A common problem in Bayesian inference is the sampling of target probability distributions at sufficient resolution and accuracy to estimate the probability density and to compute credible regions. Often by construction, many target distributions can be expressed as some higher-dimensional closed-form distribution with parametrically constrained variables, i.e., one that is restricted to a smooth submanifold of Euclidean space. I propose a derivative-based importance sampling framework for such distributions. A base set of n samples from the target distribution is used to map out the tangent bundle of the manifold, and to seed nm additional points that are projected onto the tangent bundle and weighted appropriately.
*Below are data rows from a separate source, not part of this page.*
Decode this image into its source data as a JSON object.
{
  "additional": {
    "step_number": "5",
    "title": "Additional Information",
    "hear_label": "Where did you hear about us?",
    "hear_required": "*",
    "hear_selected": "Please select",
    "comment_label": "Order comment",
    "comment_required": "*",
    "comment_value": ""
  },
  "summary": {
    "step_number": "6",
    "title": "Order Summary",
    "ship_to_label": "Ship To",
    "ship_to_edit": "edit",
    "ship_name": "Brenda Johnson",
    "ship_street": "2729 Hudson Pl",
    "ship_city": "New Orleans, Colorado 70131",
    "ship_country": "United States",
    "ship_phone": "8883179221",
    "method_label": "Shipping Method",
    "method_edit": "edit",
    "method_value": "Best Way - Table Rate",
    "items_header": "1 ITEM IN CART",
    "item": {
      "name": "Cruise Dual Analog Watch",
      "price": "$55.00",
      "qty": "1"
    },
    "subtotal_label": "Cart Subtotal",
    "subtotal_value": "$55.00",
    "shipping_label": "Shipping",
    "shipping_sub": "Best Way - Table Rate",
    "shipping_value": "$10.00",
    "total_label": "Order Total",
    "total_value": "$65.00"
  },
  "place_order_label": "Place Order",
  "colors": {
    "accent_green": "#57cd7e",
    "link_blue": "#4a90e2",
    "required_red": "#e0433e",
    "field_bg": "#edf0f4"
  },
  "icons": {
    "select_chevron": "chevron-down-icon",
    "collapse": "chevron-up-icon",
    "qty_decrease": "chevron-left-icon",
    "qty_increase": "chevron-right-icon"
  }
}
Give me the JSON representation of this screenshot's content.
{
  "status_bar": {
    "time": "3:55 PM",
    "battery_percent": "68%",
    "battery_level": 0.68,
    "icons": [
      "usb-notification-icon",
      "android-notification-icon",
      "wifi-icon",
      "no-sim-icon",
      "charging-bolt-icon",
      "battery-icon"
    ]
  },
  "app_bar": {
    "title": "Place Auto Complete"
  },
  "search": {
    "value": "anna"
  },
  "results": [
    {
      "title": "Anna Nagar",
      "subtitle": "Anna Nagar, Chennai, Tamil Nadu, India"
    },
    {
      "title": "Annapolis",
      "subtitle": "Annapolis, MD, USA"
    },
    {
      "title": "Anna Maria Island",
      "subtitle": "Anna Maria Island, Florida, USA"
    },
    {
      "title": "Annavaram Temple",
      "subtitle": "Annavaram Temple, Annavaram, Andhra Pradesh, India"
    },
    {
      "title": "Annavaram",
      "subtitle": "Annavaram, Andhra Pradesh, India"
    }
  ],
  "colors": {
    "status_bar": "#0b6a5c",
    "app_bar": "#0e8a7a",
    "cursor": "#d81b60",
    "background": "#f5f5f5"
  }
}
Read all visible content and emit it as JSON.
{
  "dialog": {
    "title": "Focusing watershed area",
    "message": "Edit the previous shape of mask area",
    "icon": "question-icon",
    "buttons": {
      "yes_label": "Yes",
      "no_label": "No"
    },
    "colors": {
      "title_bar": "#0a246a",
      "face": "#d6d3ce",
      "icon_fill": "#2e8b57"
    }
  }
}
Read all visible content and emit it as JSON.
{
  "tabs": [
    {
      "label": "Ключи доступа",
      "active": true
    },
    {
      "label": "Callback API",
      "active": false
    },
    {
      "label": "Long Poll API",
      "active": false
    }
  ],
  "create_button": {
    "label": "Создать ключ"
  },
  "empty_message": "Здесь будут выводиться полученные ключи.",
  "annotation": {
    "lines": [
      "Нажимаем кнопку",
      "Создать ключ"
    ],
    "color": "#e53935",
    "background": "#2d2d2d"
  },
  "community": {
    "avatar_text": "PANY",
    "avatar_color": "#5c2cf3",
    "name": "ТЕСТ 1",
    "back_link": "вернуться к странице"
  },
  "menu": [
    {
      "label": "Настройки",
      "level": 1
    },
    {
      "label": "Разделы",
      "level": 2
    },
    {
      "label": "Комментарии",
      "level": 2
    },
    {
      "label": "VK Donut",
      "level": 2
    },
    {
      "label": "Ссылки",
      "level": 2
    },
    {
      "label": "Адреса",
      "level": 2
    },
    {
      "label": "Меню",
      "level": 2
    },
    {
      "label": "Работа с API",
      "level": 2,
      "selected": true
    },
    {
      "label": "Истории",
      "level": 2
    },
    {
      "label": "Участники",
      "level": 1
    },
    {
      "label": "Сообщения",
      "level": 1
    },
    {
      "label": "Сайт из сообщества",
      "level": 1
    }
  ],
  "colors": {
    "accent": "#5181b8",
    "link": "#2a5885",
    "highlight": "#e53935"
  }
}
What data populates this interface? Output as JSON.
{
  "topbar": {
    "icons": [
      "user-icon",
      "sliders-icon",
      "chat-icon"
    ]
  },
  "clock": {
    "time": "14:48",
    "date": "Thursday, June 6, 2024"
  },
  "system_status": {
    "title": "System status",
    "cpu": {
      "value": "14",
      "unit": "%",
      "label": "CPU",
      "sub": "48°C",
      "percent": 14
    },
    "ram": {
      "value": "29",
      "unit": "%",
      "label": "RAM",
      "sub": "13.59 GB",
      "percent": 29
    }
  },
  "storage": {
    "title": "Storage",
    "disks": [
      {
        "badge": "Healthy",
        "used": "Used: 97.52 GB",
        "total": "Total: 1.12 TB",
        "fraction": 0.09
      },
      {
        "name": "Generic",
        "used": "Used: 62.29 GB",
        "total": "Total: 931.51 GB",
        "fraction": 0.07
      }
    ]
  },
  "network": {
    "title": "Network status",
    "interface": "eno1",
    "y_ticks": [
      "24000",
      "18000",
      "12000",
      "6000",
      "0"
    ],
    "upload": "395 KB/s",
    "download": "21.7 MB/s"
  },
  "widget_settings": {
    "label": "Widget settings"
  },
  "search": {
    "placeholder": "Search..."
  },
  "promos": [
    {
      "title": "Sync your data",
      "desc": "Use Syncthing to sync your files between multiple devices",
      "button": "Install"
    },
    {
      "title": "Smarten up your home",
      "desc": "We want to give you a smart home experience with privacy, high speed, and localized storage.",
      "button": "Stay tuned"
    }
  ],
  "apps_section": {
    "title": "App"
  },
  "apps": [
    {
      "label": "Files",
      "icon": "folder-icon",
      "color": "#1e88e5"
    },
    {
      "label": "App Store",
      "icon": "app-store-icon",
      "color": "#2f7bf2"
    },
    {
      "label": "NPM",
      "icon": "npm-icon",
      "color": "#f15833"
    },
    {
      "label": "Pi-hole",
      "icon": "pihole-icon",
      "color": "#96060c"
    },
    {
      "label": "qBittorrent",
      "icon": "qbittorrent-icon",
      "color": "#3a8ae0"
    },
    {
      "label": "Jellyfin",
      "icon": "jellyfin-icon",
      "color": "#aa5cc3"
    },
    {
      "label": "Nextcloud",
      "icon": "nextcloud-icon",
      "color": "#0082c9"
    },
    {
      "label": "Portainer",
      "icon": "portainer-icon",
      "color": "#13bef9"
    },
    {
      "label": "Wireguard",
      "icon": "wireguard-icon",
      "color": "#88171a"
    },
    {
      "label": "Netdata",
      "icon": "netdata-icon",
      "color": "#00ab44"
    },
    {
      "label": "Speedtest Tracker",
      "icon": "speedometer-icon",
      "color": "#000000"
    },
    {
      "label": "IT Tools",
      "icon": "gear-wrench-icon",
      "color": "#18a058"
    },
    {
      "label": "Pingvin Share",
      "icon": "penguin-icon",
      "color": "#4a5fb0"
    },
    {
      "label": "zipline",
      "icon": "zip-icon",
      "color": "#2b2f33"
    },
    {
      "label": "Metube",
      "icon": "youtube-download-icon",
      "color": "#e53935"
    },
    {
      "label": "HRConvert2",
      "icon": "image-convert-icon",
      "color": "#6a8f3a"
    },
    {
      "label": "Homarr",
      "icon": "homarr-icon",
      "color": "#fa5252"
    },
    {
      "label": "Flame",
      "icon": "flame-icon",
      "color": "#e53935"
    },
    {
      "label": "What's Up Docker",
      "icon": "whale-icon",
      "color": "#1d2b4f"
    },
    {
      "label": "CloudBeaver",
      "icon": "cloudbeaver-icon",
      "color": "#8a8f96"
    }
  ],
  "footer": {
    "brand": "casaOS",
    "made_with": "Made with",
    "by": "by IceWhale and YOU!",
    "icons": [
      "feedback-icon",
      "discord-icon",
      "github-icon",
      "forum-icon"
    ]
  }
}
The method essentially acts as an upsampling complement to any standard algorithm. It is designed for the efficient production of approximate high-resolution histograms from manifold-restricted Gaussian distributions and can provide large computational savings when sampling directly from the target distribution is expensive.
机译:贝叶斯推理中的一个常见问题是以足够的分辨率和精度对目标概率分布进行采样,以估计概率密度并计算可信区域。通常,通过构造,许多目标分布可以表示为具有参数约束变量的某些高维封闭形式分布,即,仅局限于欧几里得空间的光滑子流形。我为此类分布提出了基于导数的重要性抽样框架。来自目标分布的n个样本的基集用于映射歧管的切线束,并播种nm个投影到切线束上并适当加权的附加点。该方法实质上是对任何标准算法的上采样补充。它设计用于从流形约束高斯分布中高效生成近似高分辨率的直方图,当直接从目标分布中进行采样非常昂贵时,可以节省大量计算量。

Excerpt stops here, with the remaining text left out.